Patients who have failed conservative measures, have constant symptoms, wasting or weakness should be referred for carpal tunnel release. Patients with symptoms lasting longer than six months have a significantly poorer response to steroid injection and should also be referred. Surgery entails simple division of the transverse carpal ligament. An examination of the carpal tunnel at the time of surgery excludes any secondary causes such as significant synovitis and masses such as ganglions and so on.


Severe established carpal tunnel syndrome can lead to permanent symptoms of numbness, paraesthesia, weakness and even neuropathic pain.

Carpal tunnel surgery is very successful, but complications can occur, such as persistent pain at the incision area known as pillar pain.

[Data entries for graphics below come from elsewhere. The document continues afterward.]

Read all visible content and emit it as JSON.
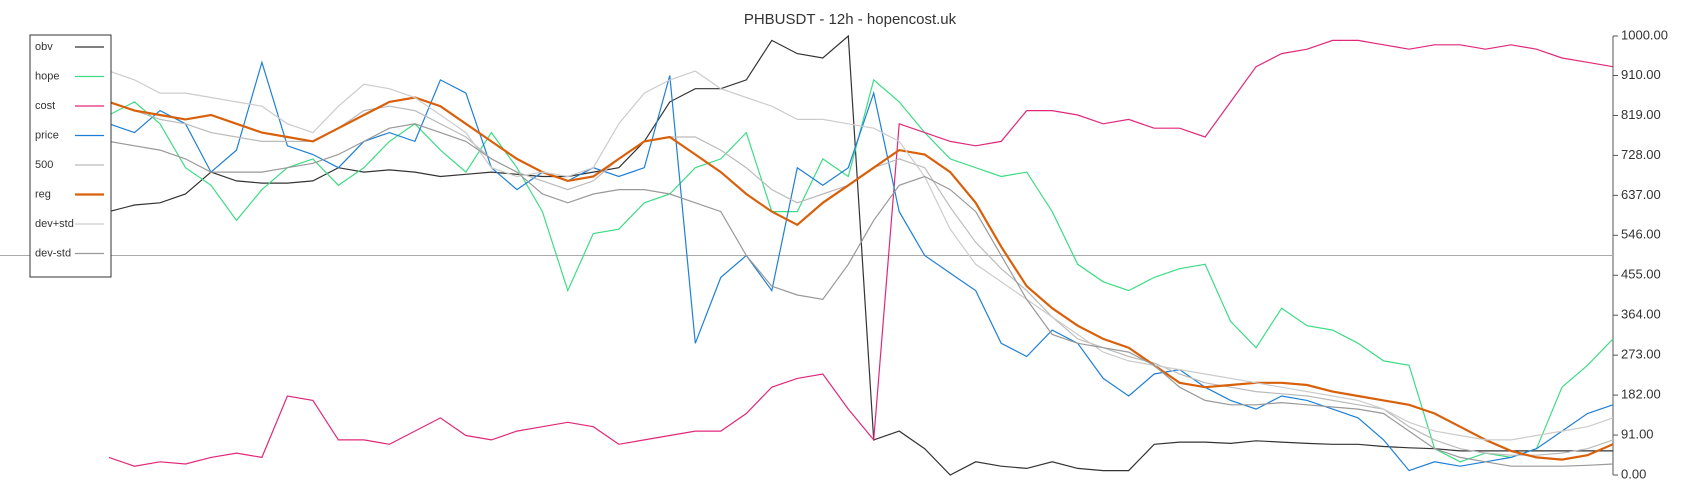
{
  "chart_data": {
    "type": "line",
    "title": "PHBUSDT - 12h - hopencost.uk",
    "ylim": [
      0,
      1000
    ],
    "yticks": [
      {
        "value": 0,
        "label": "0.00"
      },
      {
        "value": 91,
        "label": "91.00"
      },
      {
        "value": 182,
        "label": "182.00"
      },
      {
        "value": 273,
        "label": "273.00"
      },
      {
        "value": 364,
        "label": "364.00"
      },
      {
        "value": 455,
        "label": "455.00"
      },
      {
        "value": 546,
        "label": "546.00"
      },
      {
        "value": 637,
        "label": "637.00"
      },
      {
        "value": 728,
        "label": "728.00"
      },
      {
        "value": 819,
        "label": "819.00"
      },
      {
        "value": 910,
        "label": "910.00"
      },
      {
        "value": 1000,
        "label": "1000.00"
      }
    ],
    "reference_line": 500,
    "legend": "top-left",
    "series": [
      {
        "name": "obv",
        "color": "#333333",
        "values": [
          600,
          615,
          620,
          640,
          690,
          670,
          665,
          665,
          670,
          700,
          690,
          695,
          690,
          680,
          685,
          690,
          685,
          680,
          680,
          690,
          700,
          760,
          850,
          880,
          880,
          900,
          990,
          960,
          950,
          1000,
          80,
          100,
          60,
          0,
          30,
          20,
          15,
          30,
          15,
          10,
          10,
          70,
          75,
          75,
          72,
          78,
          75,
          72,
          70,
          70,
          65,
          62,
          60,
          55,
          55,
          55,
          55,
          55,
          55,
          55
        ]
      },
      {
        "name": "hope",
        "color": "#3ddc84",
        "values": [
          820,
          850,
          800,
          700,
          660,
          580,
          650,
          700,
          720,
          660,
          700,
          760,
          800,
          740,
          690,
          780,
          700,
          600,
          420,
          550,
          560,
          620,
          640,
          700,
          720,
          780,
          600,
          600,
          720,
          680,
          900,
          850,
          780,
          720,
          700,
          680,
          690,
          600,
          480,
          440,
          420,
          450,
          470,
          480,
          350,
          290,
          380,
          340,
          330,
          300,
          260,
          250,
          60,
          30,
          50,
          40,
          60,
          200,
          250,
          310
        ]
      },
      {
        "name": "cost",
        "color": "#e0287a",
        "values": [
          40,
          20,
          30,
          25,
          40,
          50,
          40,
          180,
          170,
          80,
          80,
          70,
          100,
          130,
          90,
          80,
          100,
          110,
          120,
          110,
          70,
          80,
          90,
          100,
          100,
          140,
          200,
          220,
          230,
          150,
          80,
          800,
          780,
          760,
          750,
          760,
          830,
          830,
          820,
          800,
          810,
          790,
          790,
          770,
          850,
          930,
          960,
          970,
          990,
          990,
          980,
          970,
          980,
          980,
          970,
          980,
          970,
          950,
          940,
          930
        ]
      },
      {
        "name": "price",
        "color": "#1f7fd6",
        "values": [
          800,
          780,
          830,
          800,
          690,
          740,
          940,
          750,
          730,
          700,
          760,
          780,
          760,
          900,
          870,
          700,
          650,
          690,
          670,
          700,
          680,
          700,
          910,
          300,
          450,
          500,
          420,
          700,
          660,
          700,
          870,
          600,
          500,
          460,
          420,
          300,
          270,
          330,
          300,
          220,
          180,
          230,
          240,
          200,
          170,
          150,
          180,
          170,
          150,
          130,
          80,
          10,
          30,
          20,
          30,
          40,
          60,
          100,
          140,
          160
        ]
      },
      {
        "name": "500",
        "color": "#bbbbbb",
        "values": [
          850,
          830,
          810,
          800,
          780,
          770,
          760,
          760,
          760,
          790,
          830,
          840,
          830,
          800,
          770,
          720,
          690,
          670,
          650,
          670,
          720,
          760,
          770,
          770,
          740,
          700,
          650,
          620,
          640,
          660,
          700,
          720,
          700,
          610,
          530,
          470,
          420,
          360,
          310,
          290,
          270,
          255,
          230,
          210,
          200,
          190,
          185,
          180,
          170,
          160,
          150,
          110,
          80,
          60,
          50,
          45,
          45,
          50,
          60,
          80
        ]
      },
      {
        "name": "reg",
        "color": "#d9600a",
        "values": [
          850,
          830,
          820,
          810,
          820,
          800,
          780,
          770,
          760,
          790,
          820,
          850,
          860,
          840,
          800,
          760,
          720,
          690,
          670,
          680,
          720,
          760,
          770,
          730,
          690,
          640,
          600,
          570,
          620,
          660,
          700,
          740,
          730,
          690,
          620,
          520,
          430,
          380,
          340,
          310,
          290,
          250,
          210,
          200,
          205,
          210,
          210,
          205,
          190,
          180,
          170,
          160,
          140,
          110,
          80,
          55,
          40,
          35,
          45,
          70
        ]
      },
      {
        "name": "dev+std",
        "color": "#cccccc",
        "values": [
          920,
          900,
          870,
          870,
          860,
          850,
          840,
          800,
          780,
          840,
          890,
          880,
          860,
          820,
          780,
          700,
          680,
          690,
          680,
          700,
          800,
          870,
          900,
          920,
          880,
          860,
          840,
          810,
          810,
          800,
          790,
          760,
          680,
          560,
          480,
          440,
          400,
          360,
          320,
          280,
          260,
          250,
          240,
          230,
          220,
          210,
          200,
          190,
          180,
          170,
          150,
          120,
          100,
          90,
          80,
          80,
          90,
          100,
          110,
          130
        ]
      },
      {
        "name": "dev-std",
        "color": "#999999",
        "values": [
          760,
          750,
          740,
          720,
          690,
          690,
          690,
          700,
          710,
          730,
          760,
          790,
          800,
          780,
          760,
          720,
          690,
          640,
          620,
          640,
          650,
          650,
          640,
          620,
          600,
          500,
          430,
          410,
          400,
          480,
          580,
          660,
          680,
          650,
          600,
          500,
          400,
          320,
          300,
          290,
          280,
          250,
          200,
          170,
          160,
          160,
          165,
          160,
          155,
          150,
          140,
          100,
          60,
          40,
          30,
          20,
          20,
          20,
          22,
          25
        ]
      }
    ]
  }
}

The syndrome can also reoccur.



Hammert WC, Calfee RP, Bozentka DJ, Boyer MI, 2010. ASSH Manual of Hand Surgery; Lippincott, Williams and Wilkins (Wolters Kluwer); Philadelphia, USA.

Miller MD, 2008. Review of Orthopaedics, 5th edition; Elsevier; Philadelphia, USA.

Wolfe SW, Hotchkiss RN, Pederson WC, Kozin SH, Cohen MS, 2017. Green’s Operative Hand Surgery, 7th Edition; Elsevier; Philadelphia, USA.


A 60-year-old female presents complaining of waking early in the mornings with a swollen numb hand and having to shake it out. What is your next management step?

  1. Urgent nerve conduction studies.
  2. Refer for urgent surgery.
  3. Prescribe NSAIDs and tell her it will get better.
  4. Refer to the hand therapist for a splint.

The correct answer is (D), refer to the hand therapist for a splint.